Iannis Xenakis was born on May 29, 1922 in Braîla (Romania) as a son of Clearchos Xenakis and Fotini Pavlou. Around the age of five, he settled, with his father, in Greece. From 1947 he started studying at the Polytechnical Institute in Athens, where he was also part of the anti-fascist and later anti-English underground movement. Because of these activities he was sentenced to death in 1947. The same year he fled to France where he started working as an architect, being an assistant of Le Corbusier. He continued working with Le Corbusier until 1960. In these years he realized a.o. the Couvent de La Tourette (1955) and the Philips Pavilion at the Expo in Brussels (1958).

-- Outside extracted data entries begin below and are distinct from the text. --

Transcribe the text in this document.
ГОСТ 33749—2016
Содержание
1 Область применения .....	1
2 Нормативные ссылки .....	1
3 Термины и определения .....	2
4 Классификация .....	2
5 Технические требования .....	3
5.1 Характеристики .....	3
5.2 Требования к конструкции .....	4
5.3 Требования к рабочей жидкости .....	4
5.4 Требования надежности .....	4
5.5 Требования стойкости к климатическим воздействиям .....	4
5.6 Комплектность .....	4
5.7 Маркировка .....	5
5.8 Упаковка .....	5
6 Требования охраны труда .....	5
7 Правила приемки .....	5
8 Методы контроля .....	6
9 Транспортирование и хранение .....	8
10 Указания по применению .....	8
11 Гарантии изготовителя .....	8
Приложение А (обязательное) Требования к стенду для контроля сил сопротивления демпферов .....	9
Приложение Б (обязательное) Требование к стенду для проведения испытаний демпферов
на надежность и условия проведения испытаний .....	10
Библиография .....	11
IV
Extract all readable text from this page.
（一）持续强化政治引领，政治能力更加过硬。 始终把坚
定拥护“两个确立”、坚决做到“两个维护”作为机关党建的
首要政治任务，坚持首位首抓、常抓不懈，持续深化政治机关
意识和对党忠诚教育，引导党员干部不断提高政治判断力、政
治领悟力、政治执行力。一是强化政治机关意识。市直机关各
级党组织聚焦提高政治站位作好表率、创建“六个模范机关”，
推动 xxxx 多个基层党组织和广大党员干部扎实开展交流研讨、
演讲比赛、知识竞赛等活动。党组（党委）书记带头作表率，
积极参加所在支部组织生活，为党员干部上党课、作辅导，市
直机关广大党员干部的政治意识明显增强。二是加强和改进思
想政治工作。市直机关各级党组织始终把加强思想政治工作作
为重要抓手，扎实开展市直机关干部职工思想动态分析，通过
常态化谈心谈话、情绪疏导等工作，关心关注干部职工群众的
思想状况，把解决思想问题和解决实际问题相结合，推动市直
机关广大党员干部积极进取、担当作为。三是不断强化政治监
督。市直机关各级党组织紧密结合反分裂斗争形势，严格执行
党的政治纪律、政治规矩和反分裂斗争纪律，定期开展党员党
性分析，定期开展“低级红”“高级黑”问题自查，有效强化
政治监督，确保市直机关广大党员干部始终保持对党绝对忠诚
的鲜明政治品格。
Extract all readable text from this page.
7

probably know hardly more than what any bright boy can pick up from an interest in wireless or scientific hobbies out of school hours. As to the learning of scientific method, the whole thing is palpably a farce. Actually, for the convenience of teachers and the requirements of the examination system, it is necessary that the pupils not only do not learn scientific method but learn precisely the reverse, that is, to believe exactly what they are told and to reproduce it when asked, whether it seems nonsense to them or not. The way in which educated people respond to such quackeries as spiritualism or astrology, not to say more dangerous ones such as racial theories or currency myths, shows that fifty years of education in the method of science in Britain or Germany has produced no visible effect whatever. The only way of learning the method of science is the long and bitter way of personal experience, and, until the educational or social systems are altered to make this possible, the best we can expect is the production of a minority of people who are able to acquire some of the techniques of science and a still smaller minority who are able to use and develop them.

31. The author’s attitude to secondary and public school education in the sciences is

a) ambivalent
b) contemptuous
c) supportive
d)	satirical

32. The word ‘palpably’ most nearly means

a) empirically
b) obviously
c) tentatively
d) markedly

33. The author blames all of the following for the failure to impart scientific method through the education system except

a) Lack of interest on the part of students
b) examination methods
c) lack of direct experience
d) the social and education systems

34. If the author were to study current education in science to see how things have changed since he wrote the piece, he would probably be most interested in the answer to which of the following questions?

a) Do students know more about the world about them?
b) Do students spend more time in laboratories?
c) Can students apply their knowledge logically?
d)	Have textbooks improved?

His first musical studies were around 1948 with Arthur Honegger, Nadia Boulanger and Darius Milhaud. In 1949-50 he studied with Olivier Messiaen, who encouraged him to develop his musical ideas.



In 1953 he married Françoise Gargouil. In 1965 Xenakis founded the Centre d'études de Mathématiques et Automatique Musicales (CEMAMu) in Paris. Between 1967 and 1972 he was Music Professor as well as founder of the Center for Mathematical automated Music (CMAM) at the Indiana University in Bloomington, Indiana. From 1972 to 1989 he was Professor at the Sorbonne University in Paris and in 1975 he was Professor of Music at the City University of London.
Xenakis received many awards and titles such as the Manos Hadjidakis Prize in Athens (1963), the Nippon Academy Award (1971), Officier de l'Ordre National du Mérite in Paris (1985)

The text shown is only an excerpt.